「ブルーボトル日本開店おめでとう。西海岸で飲む、いつもの味。僕にとって新鮮みがないことが、成功の証だと思う。 」これは今年の2月にジャーナリストの松村太郎氏がツイートし、ちょっとした炎上を起こした文章です。このツイートに対するリプライは、「ネット原住民」による意識高い系の人間に対する揶揄に満ちていました。
意識高い系とは、「もともと学生主体の就職活動イベントなどの謳い文句が『意識の高い学生たちが集まるイベントです』であったことから、これを揶揄するようなかたちでネットで使われ始めた。つまり、学生の就活にまつわることばなのだが、それが現在では一般にも使われるようになっている」※とのことです。
意識高い系の人たちの特徴を以下に示します。
1. ビジネス用語や横文字をよく使う(スキーム、アジェンダ、クラウド等)。
2. 積極的に問題を提起しない人間を下に見て、啓蒙しようとする。
3. 努力を過度にアピールする(俺、もう3日も寝てないし)。
4. プロジェクトに少し関わっただけでも自分の実績としてアピールする。
5. 自己啓発を好み、スティーブ・ジョブズの伝記やビジネス書を愛読する。
6. 仕事してる感を出すため、スタバなどでMacbookを使って仕事をする。
7. 無駄にグローバル志向で、むやみに国際的な視野を持ちたがる。
8. 人脈づくりに熱心。SNSのフォロワー数を自慢する。
・・・たしかに、ちょっと(かなり)うざい感じがします。そのせいか、ネットではからかわれることが多く、その発言はよくこき下ろされています。
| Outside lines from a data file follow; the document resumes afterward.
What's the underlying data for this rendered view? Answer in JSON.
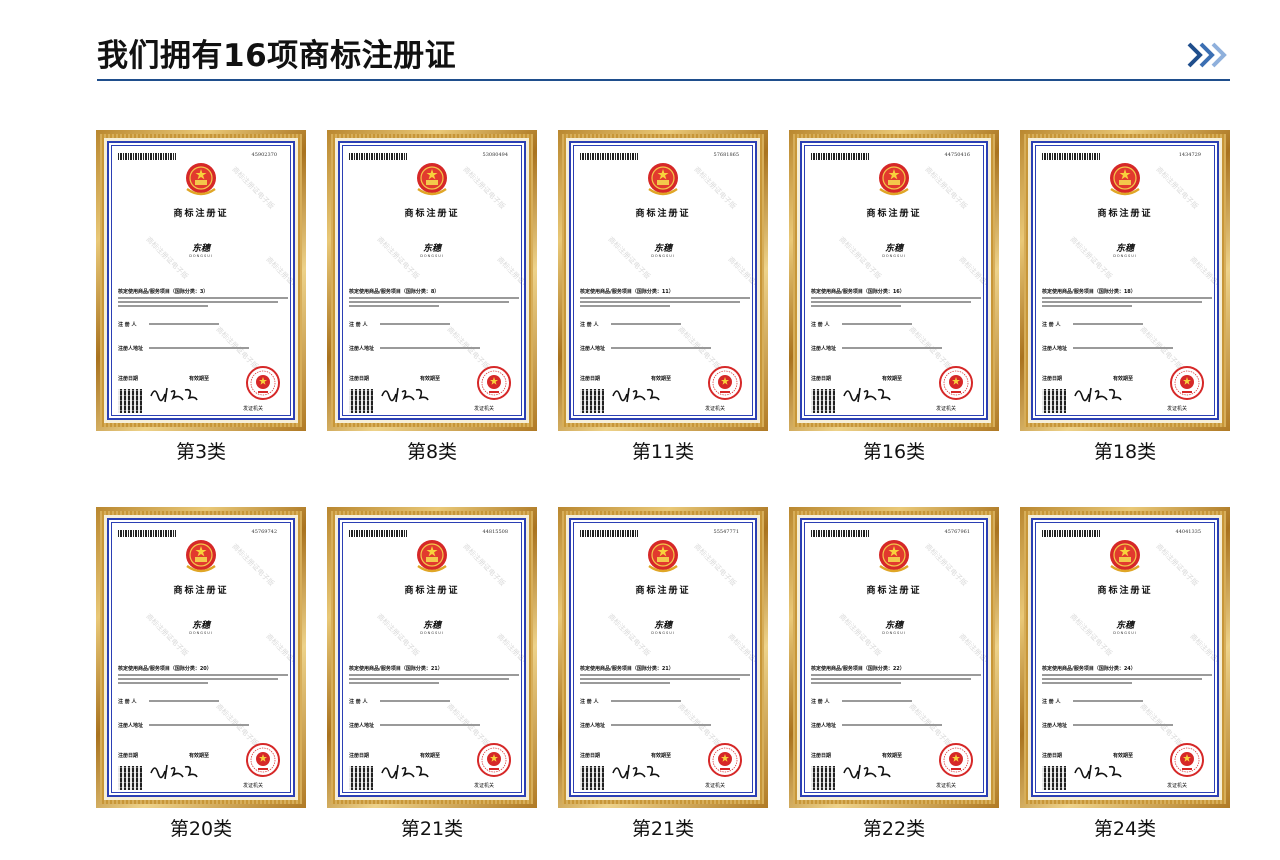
{
  "header": {
    "title": "我们拥有16项商标注册证"
  },
  "certificates": [
    {
      "caption": "第3类",
      "reg_no": "45902370",
      "class_text": "核定使用商品/服务项目（国际分类：3）"
    },
    {
      "caption": "第8类",
      "reg_no": "53080494",
      "class_text": "核定使用商品/服务项目（国际分类：8）"
    },
    {
      "caption": "第11类",
      "reg_no": "57681865",
      "class_text": "核定使用商品/服务项目（国际分类：11）"
    },
    {
      "caption": "第16类",
      "reg_no": "44750416",
      "class_text": "核定使用商品/服务项目（国际分类：16）"
    },
    {
      "caption": "第18类",
      "reg_no": "1434729",
      "class_text": "核定使用商品/服务项目（国际分类：18）"
    },
    {
      "caption": "第20类",
      "reg_no": "45769742",
      "class_text": "核定使用商品/服务项目（国际分类：20）"
    },
    {
      "caption": "第21类",
      "reg_no": "44815508",
      "class_text": "核定使用商品/服务项目（国际分类：21）"
    },
    {
      "caption": "第21类",
      "reg_no": "55547771",
      "class_text": "核定使用商品/服务项目（国际分类：21）"
    },
    {
      "caption": "第22类",
      "reg_no": "45767961",
      "class_text": "核定使用商品/服务项目（国际分类：22）"
    },
    {
      "caption": "第24类",
      "reg_no": "44041335",
      "class_text": "核定使用商品/服务项目（国际分类：24）"
    }
  ],
  "cert_common": {
    "title": "商标注册证",
    "brand": "东穗",
    "brand_sub": "DONGSUI",
    "registrant_label": "注 册 人",
    "address_label": "注册人地址",
    "date_label": "注册日期",
    "validity_label": "有效期至",
    "issuer_label": "发证机关",
    "watermark": "商标注册证电子版"
  },
  "colors": {
    "accent": "#1f4e8c",
    "cert_border": "#2b3fb4",
    "seal": "#d62828",
    "frame_gold": "#c79638"
  }
}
しかし私は、意識高い系は嫌いではありません。少なくとも、陰で悪口を言ったり嘲笑したりする連中よりも、はるかにマシです。いや、むしろ「がんばれ!」とエールを送りたい気持ちです。
さらに、常にポジティブに考え行動しようとしてる点については、学生よりも社会人の方が見習うべきだと思います。日本の社会は「空気を読め」という言葉があるように、「同調圧力」が強く、目立つことや他人と違うことに対して必要以上に厳しいからです。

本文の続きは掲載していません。